Scam targets your kid's pure credit score, according to Better Business Bureau

Scammers are attempting to steal children's identities as part of an odd new scam, according to the Better Business Bureau. 

Offer of free safety kits as long as you pass along sensitive personal information is reported by parents

Scammers target children's identities for theft because they can generally use them for years before being discovered. (CBC)

Scammers are attempting to steal children's identities as part of an odd new scam, according to the Better Business Bureau. 

The organization says people are contacting parents with the offer of free child safety kits for all children in the community. 

"They might explain that police and safety officials recommend all parents keep a kit that contains up-to-date pictures of their child, the child's height, weight, birthdate, fingerprints, as well as a strand of their hair," reads a news release. 

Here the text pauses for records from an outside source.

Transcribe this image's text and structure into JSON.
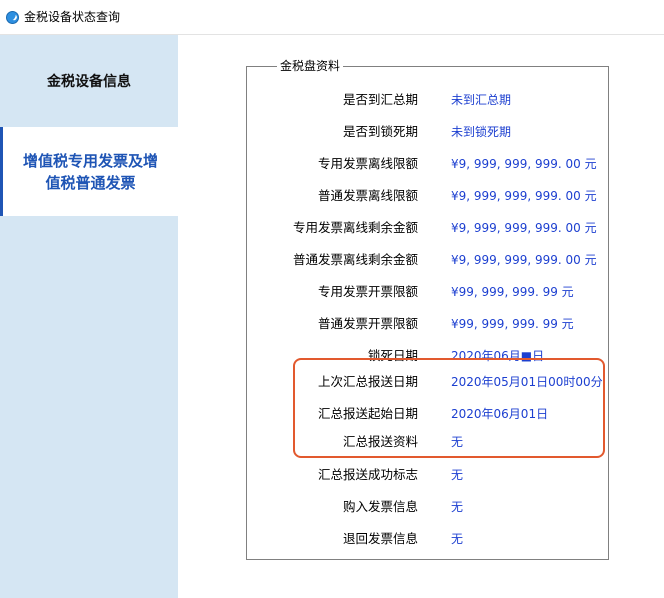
{
  "window": {
    "title": "金税设备状态查询",
    "icon": "app-globe-icon"
  },
  "sidebar": {
    "items": [
      {
        "label": "金税设备信息",
        "active": false
      },
      {
        "label": "增值税专用发票及增\n值税普通发票",
        "active": true
      }
    ]
  },
  "group": {
    "legend": "金税盘资料",
    "rows": [
      {
        "label": "是否到汇总期",
        "value": "未到汇总期"
      },
      {
        "label": "是否到锁死期",
        "value": "未到锁死期"
      },
      {
        "label": "专用发票离线限额",
        "value": "¥9, 999, 999, 999. 00 元"
      },
      {
        "label": "普通发票离线限额",
        "value": "¥9, 999, 999, 999. 00 元"
      },
      {
        "label": "专用发票离线剩余金额",
        "value": "¥9, 999, 999, 999. 00 元"
      },
      {
        "label": "普通发票离线剩余金额",
        "value": "¥9, 999, 999, 999. 00 元"
      },
      {
        "label": "专用发票开票限额",
        "value": "¥99, 999, 999. 99 元"
      },
      {
        "label": "普通发票开票限额",
        "value": "¥99, 999, 999. 99 元"
      },
      {
        "label": "锁死日期",
        "value": "2020年06月■日"
      },
      {
        "label": "上次汇总报送日期",
        "value": "2020年05月01日00时00分"
      },
      {
        "label": "汇总报送起始日期",
        "value": "2020年06月01日"
      },
      {
        "label": "汇总报送资料",
        "value": "无"
      },
      {
        "label": "汇总报送成功标志",
        "value": "无"
      },
      {
        "label": "购入发票信息",
        "value": "无"
      },
      {
        "label": "退回发票信息",
        "value": "无"
      }
    ]
  },
  "colors": {
    "sidebar_bg": "#d5e6f3",
    "active_text": "#1f55b5",
    "value_text": "#1c3fd0",
    "highlight_border": "#e2592e"
  }
}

"And while that part of the story is true, the supposedly free child safety kits come with a hidden catch or two."

Identity theft

The catch is that the person conducting the scam tells the parent they have to provide sensitive information about their child, including full name, address, birthday and social insurance number. 

"Some parents have even reported that the person who contacted them said that meeting the child in person at their home was a requirement," reads the release.

The bureau says the child's identity would then be stolen. 

"Children are more likely to have their identities stolen than adults," according to the bureau. 

"Scammers know that people rarely, if ever, check their child's credit report, which means they can get away with using a child's name and information for years before being found out."

The Better Business Bureau cautions parents to never provide personal information about their children to a stranger, to be wary of unsolicited offers and to check their child's credit score once a year.